Technical Perspective: Crude oil prices declined in the previous session, taking profits after recent gains and allowing for a breather to gather new momentum, which could support chances for a recovery and a return to the upward trajectory. Simultaneously, the price is moving away from overbought conditions on the Relative Strength Index, especially where negative divergence signals appeared. However, the overall picture remains bullish, with prices continuing to trade above the 50-day Exponential Moving Average (EMA50), which acts as significant dynamic support and reinforces the primary short-term bullish trend. Price action is occurring along the supporting trendline of this path. Therefore, a bullish move is anticipated in the upcoming intraday sessions, particularly if the price stabilizes above $63.50, targeting the key resistance level at $66.00. For today, oil prices are expected to continue fluctuating within a range. Close attention should be paid to changes in the geopolitical situation.

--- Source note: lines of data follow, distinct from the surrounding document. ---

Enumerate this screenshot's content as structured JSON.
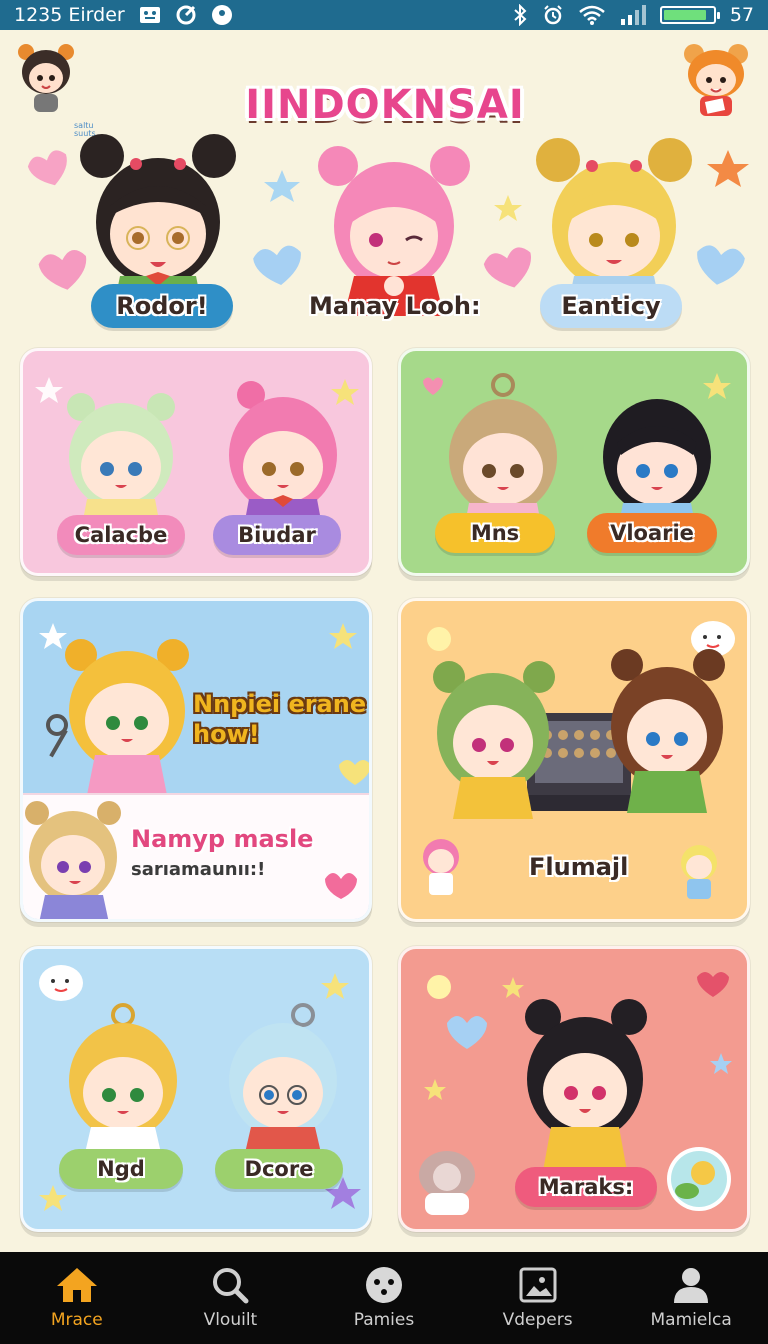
{
  "status_bar": {
    "time": "1235 Eirder",
    "battery_level": "57",
    "battery_percent": 88
  },
  "header": {
    "app_title": "IINDOKNSAI",
    "tiny_note": "saltu\nsuuts",
    "characters": [
      {
        "label": "Rodor!",
        "color": "#2f8fc7"
      },
      {
        "label": "Manay Looh:",
        "color": "transparent"
      },
      {
        "label": "Eanticy",
        "color": "#bcdcf5"
      }
    ]
  },
  "cards": [
    {
      "id": "pink",
      "bg": "#f8c7dd",
      "labels": [
        {
          "text": "Calacbe",
          "color": "#f28bbb"
        },
        {
          "text": "Biudar",
          "color": "#a98be0"
        }
      ]
    },
    {
      "id": "green",
      "bg": "#a6d98a",
      "labels": [
        {
          "text": "Mns",
          "color": "#f6c12b"
        },
        {
          "text": "Vloarie",
          "color": "#f07b2b"
        }
      ]
    },
    {
      "id": "blue",
      "bg": "#a9d5f2",
      "headline": "Nnpiei erane\nhow!",
      "banner_title": "Namyp masle",
      "banner_sub": "sarıamaunıı:!"
    },
    {
      "id": "orange",
      "bg": "#fdd08a",
      "label": "Flumajl"
    },
    {
      "id": "skyblue",
      "bg": "#b8def5",
      "labels": [
        {
          "text": "Ngd",
          "color": "#9cd06d"
        },
        {
          "text": "Dcore",
          "color": "#9cd06d"
        }
      ]
    },
    {
      "id": "coral",
      "bg": "#f39b90",
      "labels": [
        {
          "text": "Maraks:",
          "color": "#ef5b7d"
        }
      ]
    }
  ],
  "bottom_nav": [
    {
      "label": "Mrace",
      "icon": "home-icon",
      "active": true
    },
    {
      "label": "Vlouilt",
      "icon": "search-icon",
      "active": false
    },
    {
      "label": "Pamies",
      "icon": "face-icon",
      "active": false
    },
    {
      "label": "Vdepers",
      "icon": "gallery-icon",
      "active": false
    },
    {
      "label": "Mamielca",
      "icon": "profile-icon",
      "active": false
    }
  ],
  "colors": {
    "status_bar": "#1f6b8f",
    "background": "#f8f3df",
    "nav_bg": "#0a0a0a",
    "nav_active": "#f3a420",
    "title_pink": "#e7468d"
  }
}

Key levels to watch are resistance between $65.5-$66.1 and support near $63.5/$62.8.
Evening Crude Oil Trading Strategy: Short Positions: Aggressive entry near $65.5 ±0.2, Conservative entry near $66.1 ±0.2, Stop loss: approximately $0.6 each, Target: near $63.0! Long Positions: Aggressive entry near $63.5 ±0.2, Conservative entry near $62.8 ±0.2, Stop loss: approximately $0.6 each, Target: near $66.0!